Por seu turno, o CEO da ERA Portugal diz que a decisão de colocar um ponto final nos vistos gold “não faz sentido”, até porque “a concessão destes vistos veio não só ajudar a projetar o país no exterior, como também contribuiu para criar um tipo de oferta que não existia em Portugal até então, e que em nada afeta as faixas da população mais prejudicadas pelas dificuldades no acesso à habitação”. Também José Cardoso Botelho diz que “faz sentido recuperar instrumentos de atração de capital financeiro e humano, promovendo por exemplo, o investimento na reabilitação de qualidade, com certificações elevadas, no arrendamento de longo prazo ou na construção sustentável”.
“Portugal continua a oferecer condições muito interessantes para o investimento imobiliário embora agora com menos competitividade”, Alfredo Valente, CEO da iad Portugal
Também David Moura-George, diretor-geral da Athena Advisers, não concorda com o fim dos vistos gold para investimento imobiliário, defendendo "que a sua continuidade faz mais sentido nos fundos imobiliários direcionadas ao investimento em habitação de baixo custo para o mercado de arrendamento acessível que permita aos portugueses morarem perto das cidades”. Já no que diz respeito ao regime RNH, David Moura-George acredita que poderia haver uma “simples revisão que permitisse haver equidade entre a tributação dos portugueses e dos estrangeiros com residência fiscal em Portugal”. Até porque, lembra que “o programa atraiu muitos profissionais qualificados, pessoas ativas e empreendedoras que iniciaram novos negócios, abriram escritórios, empregaram pessoas e consumiram bens e serviços”.
Já a economista Vera Gouveia Barros diz ter uma opinião “desfavorável aos vistos gold e aos RNH. No primeiro caso, porque autorizações de residência não me parece que sejam coisas que se vendam; no segundo caso, porque acho uma injusta discriminação positiva de quem para cá vem ou que cá regressa por comparação com quem cá ficou e se manteve”, explica.
Embora os vistos gold e o regime RNH tenham estimulado a chegada de investimento estrangeiro, a verdade é que “Portugal continua a oferecer condições muito interessantes para o investimento imobiliário embora agora com menos competitividade”, salienta o CEO da iad Portugal.
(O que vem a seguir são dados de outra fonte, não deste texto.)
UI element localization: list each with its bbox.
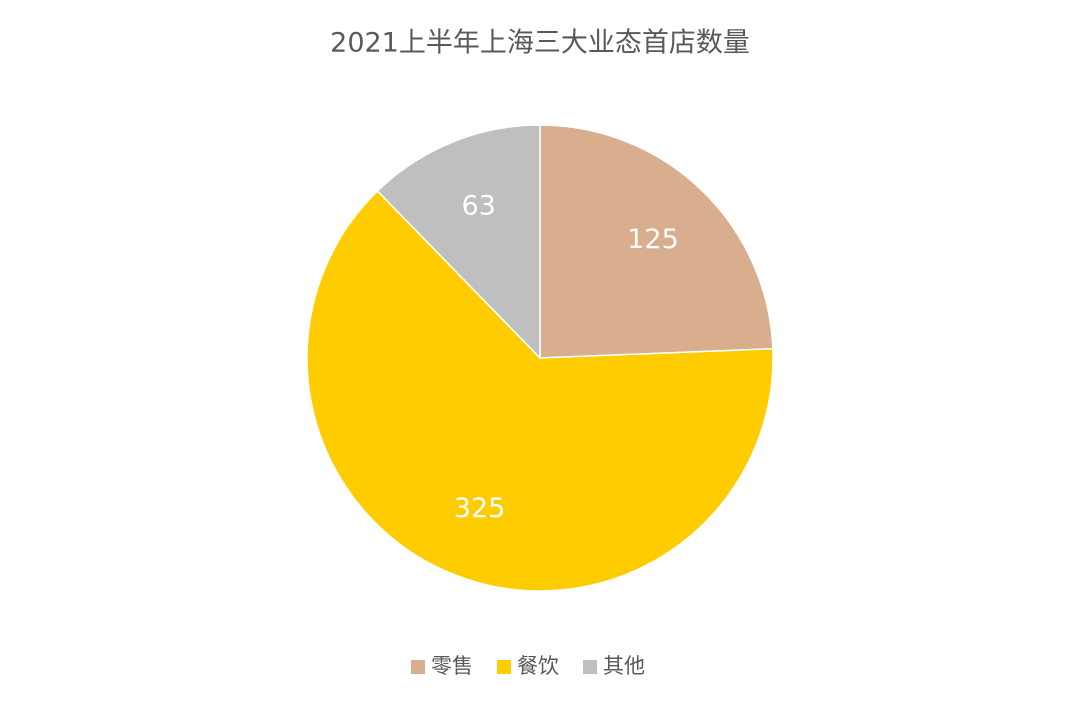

Afinal, o imobiliário continua a representar mais de metade do investimento direto estrangeiro em 2023, tendo mesmo aumentado 22%. “Isso mostra que o mercado imobiliário continua a ser muito atrativo para os investidores estrangeiros, demonstrando resiliência mesmo em tempos de crise e oferecendo retornos financeiros favoráveis”, destaca Beatriz Rubio, CEO da REMAX Portugal.
O que falta no Mais Habitação é uma estratégia centrada na “atração e retenção de talento qualificado em Portugal”, defende Ricardo Sousa. Para isso, seria necessário “elaborar programas para atrair o talento português que emigrou e simultaneamente reduzir fortemente os impostos que incidem sobre os mais jovens, quer ao nível do rendimento quer da propriedade imobiliária (ou no arrendamento, aceitando maiores descontos no IRS)”, acrescenta o CEO da Vanguard Properties.
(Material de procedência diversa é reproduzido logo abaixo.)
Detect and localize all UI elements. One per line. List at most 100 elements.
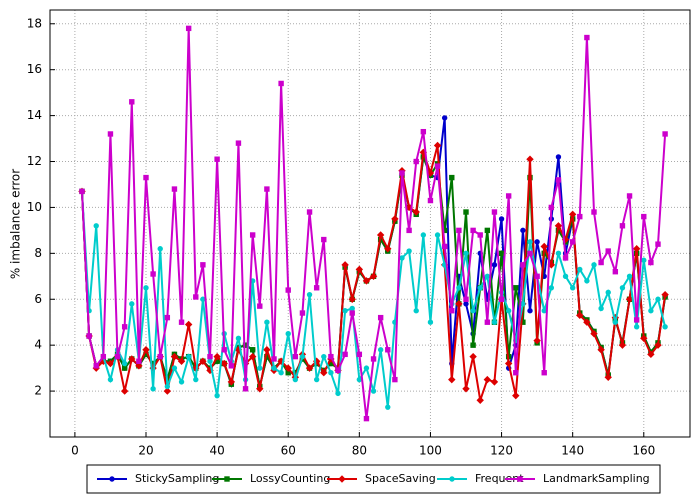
marker bbox=[498, 296, 505, 302]
marker bbox=[449, 476, 455, 482]
marker bbox=[257, 303, 263, 309]
y-tick-label: 16 bbox=[27, 62, 42, 76]
marker bbox=[577, 266, 583, 273]
marker bbox=[590, 329, 598, 338]
marker bbox=[470, 308, 476, 314]
marker bbox=[257, 365, 263, 371]
marker bbox=[527, 239, 533, 245]
marker bbox=[577, 213, 583, 220]
marker bbox=[107, 131, 114, 137]
marker bbox=[569, 239, 576, 245]
x-tick-label: 140 bbox=[561, 444, 584, 458]
marker bbox=[271, 365, 277, 371]
series bbox=[79, 25, 668, 422]
marker bbox=[612, 319, 619, 325]
marker bbox=[349, 310, 355, 316]
marker bbox=[490, 378, 499, 386]
marker bbox=[171, 186, 178, 192]
marker bbox=[377, 314, 384, 321]
marker bbox=[484, 227, 491, 234]
marker bbox=[224, 476, 230, 482]
marker bbox=[548, 204, 555, 211]
marker bbox=[129, 301, 135, 307]
marker bbox=[412, 208, 420, 216]
marker bbox=[150, 386, 156, 392]
y-tick-label: 4 bbox=[34, 338, 42, 352]
marker bbox=[505, 193, 512, 199]
marker bbox=[434, 232, 441, 238]
marker bbox=[618, 341, 627, 349]
marker bbox=[427, 197, 434, 204]
marker bbox=[235, 140, 242, 146]
marker bbox=[655, 296, 661, 302]
marker bbox=[483, 375, 492, 384]
marker bbox=[513, 370, 519, 376]
marker bbox=[463, 209, 469, 215]
marker bbox=[121, 360, 128, 367]
marker bbox=[185, 25, 192, 32]
marker bbox=[456, 227, 462, 234]
marker bbox=[604, 373, 612, 382]
marker bbox=[455, 300, 463, 308]
marker bbox=[93, 223, 99, 229]
y-tick-label: 8 bbox=[34, 246, 42, 260]
marker bbox=[598, 259, 604, 266]
marker bbox=[114, 353, 121, 360]
marker bbox=[363, 365, 370, 371]
marker bbox=[391, 215, 399, 223]
marker bbox=[662, 131, 668, 137]
marker bbox=[285, 287, 291, 293]
marker bbox=[335, 367, 341, 374]
marker bbox=[527, 250, 533, 257]
marker bbox=[555, 154, 562, 160]
marker bbox=[399, 170, 405, 176]
marker bbox=[619, 223, 626, 229]
marker bbox=[463, 296, 469, 302]
marker bbox=[271, 356, 277, 362]
marker bbox=[484, 273, 491, 280]
marker bbox=[278, 370, 284, 376]
marker bbox=[520, 227, 526, 234]
marker bbox=[625, 295, 634, 303]
x-tick-label: 80 bbox=[352, 444, 367, 458]
marker bbox=[632, 245, 641, 253]
marker bbox=[228, 363, 235, 369]
marker bbox=[562, 273, 569, 280]
marker bbox=[655, 241, 661, 247]
marker bbox=[363, 415, 370, 422]
marker bbox=[597, 346, 605, 354]
marker bbox=[612, 269, 619, 275]
marker bbox=[463, 250, 469, 257]
marker bbox=[193, 294, 199, 300]
marker bbox=[369, 272, 378, 281]
marker bbox=[213, 352, 221, 361]
marker bbox=[385, 347, 391, 353]
marker bbox=[86, 333, 92, 339]
marker bbox=[648, 259, 654, 266]
legend-box bbox=[86, 464, 661, 494]
marker bbox=[626, 273, 633, 280]
marker bbox=[661, 290, 669, 299]
legend-label: SpaceSaving bbox=[365, 472, 436, 485]
marker bbox=[306, 209, 313, 215]
marker bbox=[491, 262, 498, 268]
marker bbox=[121, 324, 128, 330]
marker bbox=[376, 231, 385, 239]
x-tick-label: 60 bbox=[281, 444, 296, 458]
marker bbox=[207, 358, 213, 364]
marker bbox=[619, 285, 626, 291]
marker bbox=[342, 308, 348, 314]
marker bbox=[249, 232, 256, 238]
plot-frame bbox=[49, 9, 691, 438]
marker bbox=[498, 250, 505, 257]
marker bbox=[641, 257, 647, 263]
marker bbox=[470, 227, 476, 234]
marker bbox=[313, 285, 320, 291]
marker bbox=[349, 305, 355, 312]
marker bbox=[370, 356, 377, 362]
marker bbox=[121, 365, 128, 371]
marker bbox=[598, 305, 604, 312]
marker bbox=[406, 248, 412, 254]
Simplex dos licenciamentos deve de ser melhorado?
O simplex dos licenciamentos urbanísticos foi publicado no início de 2024, com algumas medidas a entrar em vigor logo a 1 de janeiro e outras no passado dia 4 de março (incluindo novas portarias complementares). Este diploma veio, de forma geral, agilizar a atribuição de licenças de construção e utilização, uma medida já há muito reclamada pela fileira da construção e imobiliário. Isto porque “quanto mais longo for o prazo de aprovação do projeto, mais onerosa fica a construção. O licenciamento urbanístico é, a par da excessiva carga fiscal, o maior inimigo para dar casas acessíveis aos portugueses”, resume ao idealista/news Hugo Santos Ferreira, presidente da Associação Portuguesa de Promotores e Investidores Imobiliários (APPII),
Foi por isso mesmo que o simplex dos licenciamentos foi recebido de braços abertos pelos profissionais do imobiliário e construção, muito embora tenham apontando algumas falhas ao diploma, que está numa fase inicial de análise e implementação. “Ao setor imobiliário compete não ter medo nem receio desta mudança, é preciso encará-la como uma oportunidade”, admite Hugo Santos Ferreira, que acredita que o diploma vai trazer “mais celeridade para podermos ter casas a preços mais baixos”.
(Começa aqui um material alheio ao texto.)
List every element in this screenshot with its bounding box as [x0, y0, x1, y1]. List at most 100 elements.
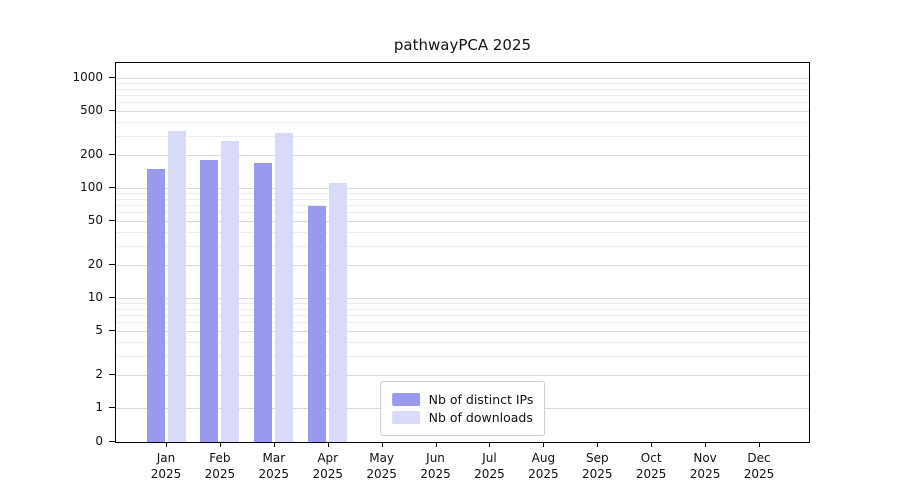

Assim, “o simplex é uma medida que poderá também contribuir em larga escala para incentivar a construção de novas casas desde que as entidades intervenientes, nomeadamente os bancos, seguradoras, câmaras municipais e notários, se adaptem rapidamente à nova legislação, passando assim da teoria à prática”, destaca Miguel Lacerda, da Savills.
Embora o simplex seja um “sinal positivo” para o mercado, Alfredo Valente, da iad Portugal, teme que “não produza os efeitos esperados” e que traga mesmo “efeitos secundários”, como o aumento da litigância, nomeadamente pela dispensa de exibição da licença de utilização e da ficha técnica do imóvel no momento da transação. Além disso, “faltam incentivos, mais simplificação de processos de licenciamento e uma carga fiscal adequada”, acrescenta.

Por seu turno, o José Botelho diz que há um “problema geral de incoerência do diploma simplex e de articulação com a demais legislação, que resultam, provavelmente, do facto de termos tido um processo legislativo apressado”. Por isso mesmo, admite que se o novo Governo avançar com alterações, devem ser "promovidos alguns ajustamentos e retificações, visando conferir maior confiança ao mercado e facilitar o financiamento”.
Também o responsável pela Athena Advisors sente que “há muitas dúvidas por esclarecer que estão a complicar e a atrasar ainda mais os processos”, pelo diz ser necessária uma revisão do simplex. Caso contrário, o diploma vai tornar os licenciamentos "mais complexos e burocráticos" e haverá "cada vez menos habitação licenciada, menos casas no mercado e os preços vão continuar a subir", explica.
A par de tudo isto, o presidente da APPII acredita que para que o simplex produza os efeitos esperados é preciso apostar na monitorização. “O seu verdadeiro sucesso irá depender da forma como todos o aplicamos, em especial as câmaras municipais, e também da forma como a sua implementação vai ser acompanhada, monitorizada e verificada pelo Governo, para assim garantirmos a sua correta aplicação e cumprimento”, explica.
Agora, resta saber qual é o resultado das eleições legislativas de 10 de março para saber se vamos ou não ter grandes mudanças na habitação, com o fim de algumas medidas, pequenos ajustes ou manter tudo como está. Só quando forem revelados os resultados finais das eleiçoes e conhecido o novo Governo é que se saberá se vão ou não haver revisões do Mais Habitação e do simplex.